India Most Vulnerable to Climate Change: HSBC

Pakistan, Philippines and Bangladesh figure among countries that are most vulnerable to climate change, according to HSBC report.


India is the country that is most vulnerable to climate change, followed by Pakistan, the Philippines and Bangladesh, according to a report by HSBC released on March 19. The Indian subcontinent has become the most vulnerable to climate change, it said.

The Hong Kong-based global bank conducted a survey of 67 developed, emerging and frontier markets on vulnerability to the physical impacts of climate change, sensitivity to extreme weather events, exposure to energy transition risks and ability to respond to climate change.

The countries studied account for 80 per cent of the global population and 94 per cent of global gross domestic product.

Neighboring Pakistan has also tanked in its response to climate risks. Countries in South and Southeast Asia make up half of the 10 most vulnerable countries.
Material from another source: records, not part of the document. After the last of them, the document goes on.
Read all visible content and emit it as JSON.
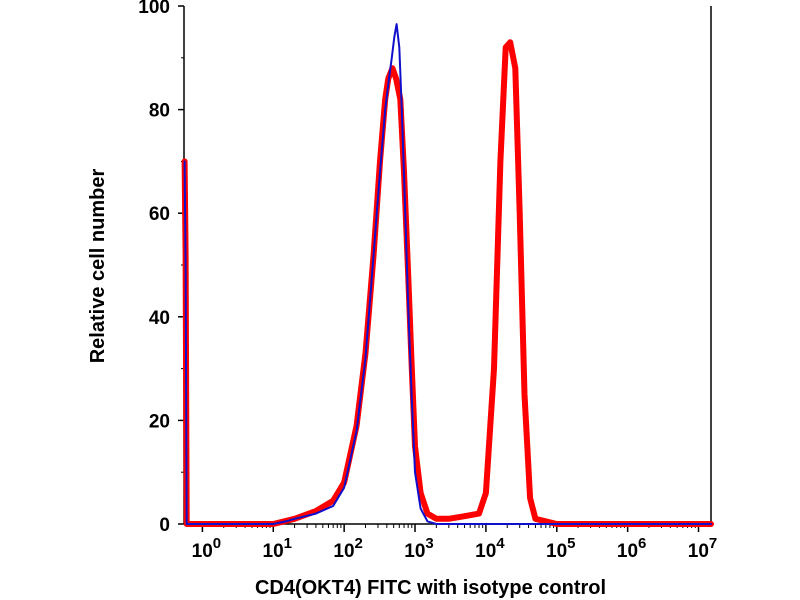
{
  "chart_data": {
    "type": "line",
    "title": "",
    "xlabel": "CD4(OKT4) FITC with isotype control",
    "ylabel": "Relative cell number",
    "xscale": "log",
    "xlim": [
      0.55,
      15000000
    ],
    "ylim": [
      0,
      100
    ],
    "grid": false,
    "y_ticks": [
      0,
      20,
      40,
      60,
      80,
      100
    ],
    "x_tick_labels": [
      {
        "value": 1,
        "base": "10",
        "exp": "0"
      },
      {
        "value": 10,
        "base": "10",
        "exp": "1"
      },
      {
        "value": 100,
        "base": "10",
        "exp": "2"
      },
      {
        "value": 1000,
        "base": "10",
        "exp": "3"
      },
      {
        "value": 10000,
        "base": "10",
        "exp": "4"
      },
      {
        "value": 100000,
        "base": "10",
        "exp": "5"
      },
      {
        "value": 1000000,
        "base": "10",
        "exp": "6"
      },
      {
        "value": 10000000,
        "base": "10",
        "exp": "7"
      }
    ],
    "series": [
      {
        "name": "CD4(OKT4) FITC",
        "color": "#ff0000",
        "points": [
          [
            0.56,
            70
          ],
          [
            0.58,
            52
          ],
          [
            0.6,
            0
          ],
          [
            10,
            0
          ],
          [
            20,
            1
          ],
          [
            40,
            2.5
          ],
          [
            70,
            4.5
          ],
          [
            100,
            8
          ],
          [
            150,
            19
          ],
          [
            200,
            33
          ],
          [
            260,
            52
          ],
          [
            320,
            70
          ],
          [
            380,
            82
          ],
          [
            420,
            86
          ],
          [
            480,
            88
          ],
          [
            540,
            86
          ],
          [
            620,
            82
          ],
          [
            700,
            68
          ],
          [
            800,
            48
          ],
          [
            900,
            30
          ],
          [
            1000,
            15
          ],
          [
            1200,
            6
          ],
          [
            1500,
            2
          ],
          [
            2000,
            1
          ],
          [
            3000,
            1
          ],
          [
            5000,
            1.5
          ],
          [
            8000,
            2
          ],
          [
            10000,
            6
          ],
          [
            13000,
            30
          ],
          [
            16000,
            70
          ],
          [
            19000,
            92
          ],
          [
            22000,
            93
          ],
          [
            26000,
            88
          ],
          [
            30000,
            60
          ],
          [
            35000,
            25
          ],
          [
            42000,
            5
          ],
          [
            50000,
            1
          ],
          [
            100000,
            0
          ],
          [
            15000000,
            0
          ]
        ]
      },
      {
        "name": "isotype control",
        "color": "#1010cc",
        "points": [
          [
            0.56,
            70
          ],
          [
            0.58,
            50
          ],
          [
            0.6,
            0
          ],
          [
            10,
            0
          ],
          [
            15,
            0.5
          ],
          [
            20,
            1
          ],
          [
            40,
            2
          ],
          [
            70,
            3.5
          ],
          [
            100,
            7
          ],
          [
            150,
            18
          ],
          [
            200,
            32
          ],
          [
            260,
            52
          ],
          [
            320,
            68
          ],
          [
            380,
            80
          ],
          [
            430,
            86
          ],
          [
            470,
            90
          ],
          [
            510,
            94
          ],
          [
            550,
            96.5
          ],
          [
            600,
            92
          ],
          [
            650,
            80
          ],
          [
            720,
            62
          ],
          [
            800,
            42
          ],
          [
            900,
            24
          ],
          [
            1000,
            10
          ],
          [
            1200,
            3
          ],
          [
            1500,
            0.5
          ],
          [
            2000,
            0
          ],
          [
            15000000,
            0
          ]
        ]
      }
    ]
  }
}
Oman, Sri Lanka, Colombia, Mexico, Kenya and South Africa are also in this group.

The five least vulnerable countries to climate change risk are Finland, Sweden, Norway, Estonia and New Zealand.

The areas that are unirrigated and dependent on rain would be hardest hit by rising temperatures and decline in rainfall, the HSBC report said.

Among the four most vulnerable countries, India has said in its Economic Survey that climate change can hurt agriculture and hurt farmers’ income by 20-25 per cent in the medium term.

In India, agriculture still accounts for 50 per cent of the country’s employment and 18 per cent of its GDP. India also has a high rate of farmer suicides. In the last three decades, almost 60,000 farmers committed suicide and it has a relation to climate change, according to a study by the University of Berkeley, California that was published in July 2017. The study found that increase of just 1C on an average day during the growing season was associated with 67 more suicides in India. An increase of 5C on any one day was associated with an additional 335 deaths.

The bank’s survey reiterates something known to India already. Under the Paris Agreement, India agreed to reduce the emissions intensity of its GDP by 33 to 35 per cent by 2030 from the 2005 level, Neelu Gera, the deputy director general (Research) at the Indian Council of Forestry Research and Education (ICFRE), said during an event in Dehradun on Feb. 20, according to the Pioneer. India also committed to create an additional carbon sink of 2.5 to 3 billion tonnes of CO2 equivalent through additional forest and tree cover by 2030.